Rep. Brooks said making such changes to the gun laws ''is just going to open us up to be a wild, wild West state.''
''When you have guns around alcohol, it is an incident waiting to happen. For the life of me, I can't understand how this will help anyone — carrying around guns where alcohol beverages are sold, near school grounds, loaded guns riding down the highway. It is opening ourselves up to more violence in Tennessee.
''If you are going to have a bunch of boys riding around in these trucks with loaded guns and factor into this phenomena called road rage, you are going to have a bunch of bodies splattered on the highway like fried eggs.''
Veasy said the public had become convinced that the risk of danger was so great that they need a weapon to protect themselves.
''Pro-gun does not mean you are pro-America,'' she said, adding that Second Amendment rights were being misconstrued. She said the purpose of the amendment was to allow the militia in Revolutionary War times to keep guns in their homes. It was not about ''everybody protecting themselves in their house.''
Commentary by Chad D. Baus:
Their rhetoric sounds awfully familiar, doesn't it? Groups which are fighting HB274 in Ohio are spouting the same rhetoric here. And make no mistake - they can be expected to continue to do so after HB274 becomes law.
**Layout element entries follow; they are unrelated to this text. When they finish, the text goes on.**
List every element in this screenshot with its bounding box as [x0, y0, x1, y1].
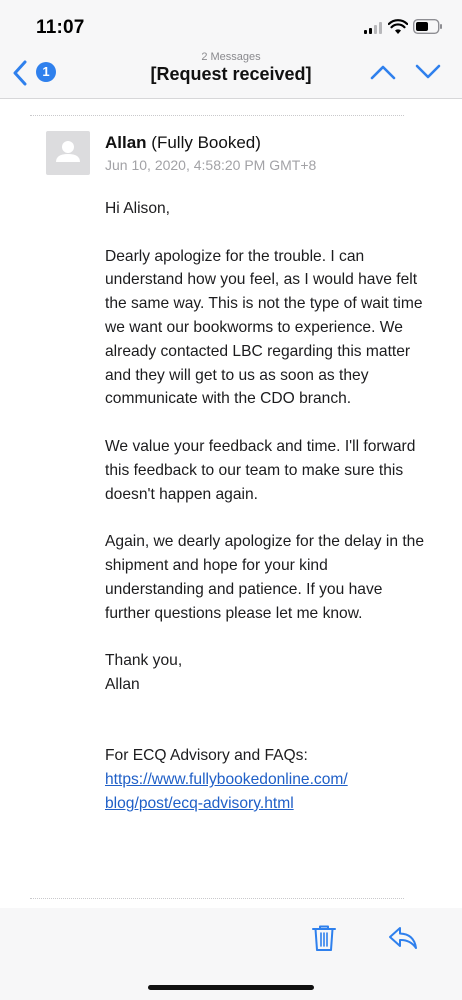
navigation-bar: 1 2 Messages [Request received] [0, 48, 462, 99]
home-indicator [148, 985, 314, 990]
wifi-icon [388, 19, 408, 34]
message-count: 2 Messages [201, 51, 261, 63]
body-paragraph: Dearly apologize for the trouble. I can … [105, 247, 423, 408]
greeting: Hi Alison, [105, 200, 171, 217]
body-paragraph: Again, we dearly apologize for the delay… [105, 533, 425, 622]
advisory-link[interactable]: https://www.fullybookedonline.com/ blog/… [105, 768, 425, 816]
body-paragraph: We value your feedback and time. I'll fo… [105, 437, 416, 503]
person-icon [56, 141, 80, 162]
advisory-link-line-2: blog/post/ecq-advisory.html [105, 794, 294, 812]
cellular-signal-icon [364, 22, 382, 34]
chevron-down-icon[interactable] [415, 63, 441, 81]
signature: Allan [105, 675, 140, 693]
advisory-label: For ECQ Advisory and FAQs: [105, 747, 308, 765]
status-time: 11:07 [36, 17, 85, 38]
chevron-up-icon[interactable] [370, 63, 396, 81]
trash-icon[interactable] [312, 924, 336, 952]
message-divider-top [30, 115, 404, 116]
message-date: Jun 10, 2020, 4:58:20 PM GMT+8 [105, 157, 317, 173]
sender-name: Allan [105, 133, 147, 152]
closing: Thank you, [105, 652, 183, 670]
battery-icon [413, 19, 442, 34]
sender-org: (Fully Booked) [151, 133, 261, 152]
sender[interactable]: Allan (Fully Booked) [105, 133, 261, 153]
message-divider-bottom [30, 898, 404, 899]
reply-icon[interactable] [388, 926, 418, 950]
message-body: Hi Alison, Dearly apologize for the trou… [105, 197, 425, 816]
status-bar: 11:07 [0, 0, 462, 48]
advisory-link-line-1: https://www.fullybookedonline.com/ [105, 771, 348, 789]
avatar [46, 131, 90, 175]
Tennesseans made a lot of compromises to appease anti-gun pressures when creating their law in 1994. Only now, eight years later, are many of the major problems with Tennessee's CCW law being dealt with, and the anti's are still spouting the same false rhetoric they did in 1994.
Let this be a lesson to us in Ohio. This example from Tennessee presents all the more reason to tell our Ohio legislators NOT to weaken HB274 with compromises to appease the FOP police labor union.